Some thoughts on Rust
I'm still learning the language (although I've taken a break lately) but in general I'm impressed. Modern features, and an interesting approach to memory management where the compiler and programmer work together to make sure every object's lifetime can be tracked by the compiler and garbage collected in real time instead of using a global garbage collector.
This also presents some advantages. Objects that allocate resources other than memory can be cleanly removed too.
The style is mostly elegant, types are inferred, support for closures and other fun things, and a lot of configuration by convention. I'm a big fan of that, and even though it takes a little time to learn how, for example, Rust structures big projects, once you figure it out, it is so much nicer than having to build Make files or the Ant and Maven equivalents.
Negatives. There are a couple, and I feel like they are showstoppers for many projects that would otherwise find Rust perfect because of its memory protection.
The first is Rust doesn't really discourage you from writing unsafe code as long as you're aware that code is not going to be checked. There's an “unsafe” keyword, and the Book (that documents Rust) is very keen on stressing that there's nothing wrong with using it. This isn't great, but it becomes an even bigger problem with the second issue: the skimpy run time library coupled with the reliance on a giant library of unverified, uncurated, third party code, called crates.io. Any crate you may import may include malicious code, and even if you trust the authors, may include unsafe code that can be exploited anyway. You really don't know. And so while it's great for personal projects, I'd feel wary of using Rust for projects that might need to run in a secure environment.
And lest you think “Oh, you're just being paranoid”, Rust's attitude towards security is such that their official installation instructions are to run “curl —proto '=https' —tlsv1.2 -sSf https://sh.rustup.rs | sh”

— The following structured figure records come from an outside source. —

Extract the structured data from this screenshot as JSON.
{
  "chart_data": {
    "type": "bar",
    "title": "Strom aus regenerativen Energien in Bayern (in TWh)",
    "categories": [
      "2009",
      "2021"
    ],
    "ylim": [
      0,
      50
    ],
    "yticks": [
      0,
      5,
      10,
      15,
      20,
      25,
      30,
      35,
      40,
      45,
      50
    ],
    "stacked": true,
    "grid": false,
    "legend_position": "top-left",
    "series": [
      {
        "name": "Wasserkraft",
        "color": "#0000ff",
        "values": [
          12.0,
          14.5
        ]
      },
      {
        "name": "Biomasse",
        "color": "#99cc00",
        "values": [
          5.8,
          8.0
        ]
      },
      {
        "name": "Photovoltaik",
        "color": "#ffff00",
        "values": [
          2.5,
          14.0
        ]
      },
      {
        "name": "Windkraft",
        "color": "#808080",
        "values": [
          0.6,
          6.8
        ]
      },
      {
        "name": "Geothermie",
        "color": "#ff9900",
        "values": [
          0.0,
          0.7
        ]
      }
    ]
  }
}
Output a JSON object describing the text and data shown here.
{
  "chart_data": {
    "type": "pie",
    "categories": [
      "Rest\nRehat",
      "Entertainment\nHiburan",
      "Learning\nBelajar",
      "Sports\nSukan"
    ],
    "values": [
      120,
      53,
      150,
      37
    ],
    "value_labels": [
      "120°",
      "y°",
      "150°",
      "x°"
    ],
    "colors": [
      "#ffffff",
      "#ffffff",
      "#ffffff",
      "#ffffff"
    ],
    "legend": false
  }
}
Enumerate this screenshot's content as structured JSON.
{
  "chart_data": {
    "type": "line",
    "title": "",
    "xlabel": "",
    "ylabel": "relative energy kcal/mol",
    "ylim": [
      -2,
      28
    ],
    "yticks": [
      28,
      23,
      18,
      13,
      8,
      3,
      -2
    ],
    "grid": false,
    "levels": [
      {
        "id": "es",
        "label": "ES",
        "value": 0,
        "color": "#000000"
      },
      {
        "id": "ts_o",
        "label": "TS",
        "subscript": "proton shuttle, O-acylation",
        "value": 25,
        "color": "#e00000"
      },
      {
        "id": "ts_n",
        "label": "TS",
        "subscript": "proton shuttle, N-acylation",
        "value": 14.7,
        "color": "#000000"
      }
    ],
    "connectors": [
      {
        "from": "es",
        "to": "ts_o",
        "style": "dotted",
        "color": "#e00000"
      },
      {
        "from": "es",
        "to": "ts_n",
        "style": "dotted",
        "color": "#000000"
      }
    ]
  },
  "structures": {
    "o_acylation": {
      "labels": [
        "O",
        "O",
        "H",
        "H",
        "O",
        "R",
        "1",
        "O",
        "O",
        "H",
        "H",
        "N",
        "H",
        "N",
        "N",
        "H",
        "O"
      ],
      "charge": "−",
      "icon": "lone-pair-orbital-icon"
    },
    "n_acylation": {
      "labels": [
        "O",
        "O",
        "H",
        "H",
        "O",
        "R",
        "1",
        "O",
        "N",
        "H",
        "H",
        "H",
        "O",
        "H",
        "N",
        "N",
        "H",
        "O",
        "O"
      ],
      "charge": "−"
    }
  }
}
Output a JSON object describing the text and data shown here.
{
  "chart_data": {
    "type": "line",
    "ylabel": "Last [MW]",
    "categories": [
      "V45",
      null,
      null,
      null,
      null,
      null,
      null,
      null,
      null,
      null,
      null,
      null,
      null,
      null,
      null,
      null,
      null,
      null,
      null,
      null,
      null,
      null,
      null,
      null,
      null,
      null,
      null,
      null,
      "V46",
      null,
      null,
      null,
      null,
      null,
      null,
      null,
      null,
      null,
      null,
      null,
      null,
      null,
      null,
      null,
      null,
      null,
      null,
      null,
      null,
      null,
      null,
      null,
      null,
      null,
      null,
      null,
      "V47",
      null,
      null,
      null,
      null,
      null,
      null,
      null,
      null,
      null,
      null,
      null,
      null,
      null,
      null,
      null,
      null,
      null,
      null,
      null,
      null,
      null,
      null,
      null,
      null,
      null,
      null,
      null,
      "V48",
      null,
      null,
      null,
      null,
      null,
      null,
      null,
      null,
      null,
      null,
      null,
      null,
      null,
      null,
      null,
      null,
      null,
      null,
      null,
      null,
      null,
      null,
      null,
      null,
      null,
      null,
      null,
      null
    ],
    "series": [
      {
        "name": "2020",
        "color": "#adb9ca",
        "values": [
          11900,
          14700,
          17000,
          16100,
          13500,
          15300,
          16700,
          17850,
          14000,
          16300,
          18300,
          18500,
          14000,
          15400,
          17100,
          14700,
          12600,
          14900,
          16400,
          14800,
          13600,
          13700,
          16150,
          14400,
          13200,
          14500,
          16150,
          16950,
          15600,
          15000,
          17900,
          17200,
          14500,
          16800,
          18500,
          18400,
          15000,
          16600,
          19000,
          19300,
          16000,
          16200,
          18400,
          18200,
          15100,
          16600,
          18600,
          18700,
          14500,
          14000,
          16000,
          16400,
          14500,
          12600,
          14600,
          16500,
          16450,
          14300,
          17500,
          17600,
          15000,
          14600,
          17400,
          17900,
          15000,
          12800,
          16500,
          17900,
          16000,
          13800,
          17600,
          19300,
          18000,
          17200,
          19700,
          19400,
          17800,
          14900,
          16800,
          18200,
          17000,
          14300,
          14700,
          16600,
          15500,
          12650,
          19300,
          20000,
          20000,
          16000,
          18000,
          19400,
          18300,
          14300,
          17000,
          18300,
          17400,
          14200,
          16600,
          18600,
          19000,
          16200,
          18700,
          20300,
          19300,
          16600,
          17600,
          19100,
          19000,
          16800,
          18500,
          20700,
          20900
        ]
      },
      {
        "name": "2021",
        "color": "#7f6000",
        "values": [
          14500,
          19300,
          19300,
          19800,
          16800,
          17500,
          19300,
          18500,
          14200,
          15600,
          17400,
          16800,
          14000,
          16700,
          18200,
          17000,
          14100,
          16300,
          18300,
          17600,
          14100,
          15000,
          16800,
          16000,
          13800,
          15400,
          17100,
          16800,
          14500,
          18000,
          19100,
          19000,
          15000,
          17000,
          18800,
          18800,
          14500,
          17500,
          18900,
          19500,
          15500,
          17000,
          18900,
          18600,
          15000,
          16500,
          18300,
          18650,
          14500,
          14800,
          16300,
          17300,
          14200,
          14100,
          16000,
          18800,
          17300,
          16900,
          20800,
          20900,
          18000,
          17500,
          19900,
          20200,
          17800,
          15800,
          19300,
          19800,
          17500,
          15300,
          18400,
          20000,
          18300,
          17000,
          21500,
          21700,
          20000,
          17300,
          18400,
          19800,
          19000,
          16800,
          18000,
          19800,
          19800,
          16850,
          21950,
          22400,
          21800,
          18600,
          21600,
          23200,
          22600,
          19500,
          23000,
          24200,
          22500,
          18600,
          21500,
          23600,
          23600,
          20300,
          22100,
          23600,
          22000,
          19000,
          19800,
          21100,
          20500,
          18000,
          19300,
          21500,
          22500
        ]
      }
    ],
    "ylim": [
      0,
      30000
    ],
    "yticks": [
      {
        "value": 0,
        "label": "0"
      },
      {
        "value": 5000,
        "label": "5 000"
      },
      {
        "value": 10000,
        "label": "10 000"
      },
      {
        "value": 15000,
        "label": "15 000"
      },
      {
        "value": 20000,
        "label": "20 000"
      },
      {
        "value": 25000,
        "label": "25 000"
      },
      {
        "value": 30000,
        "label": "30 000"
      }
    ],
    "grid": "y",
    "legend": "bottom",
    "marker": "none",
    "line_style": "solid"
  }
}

I really don't think security is on their agenda in the same way as, say, Sun's developers were about Java.
But... it's blazingly fast, it's enjoyable to program in, and the lack of a global garbage collector makes for smooth running.
What would make me switch to Rust as my first choice for ordinary projects would be an expanded officially supported library, that includes cryptography (TLS, etc) plus some work to make it easier to vet third party crates.
Rust has introduced some great concepts behind managing memory, and it'd be interesting to see someone create a VM that uses its memory management in place of the lisp model used by the JVM and .NET platforms. I suspect rustaceans will run screaming at the very idea, but I can think of some great applications for something like that.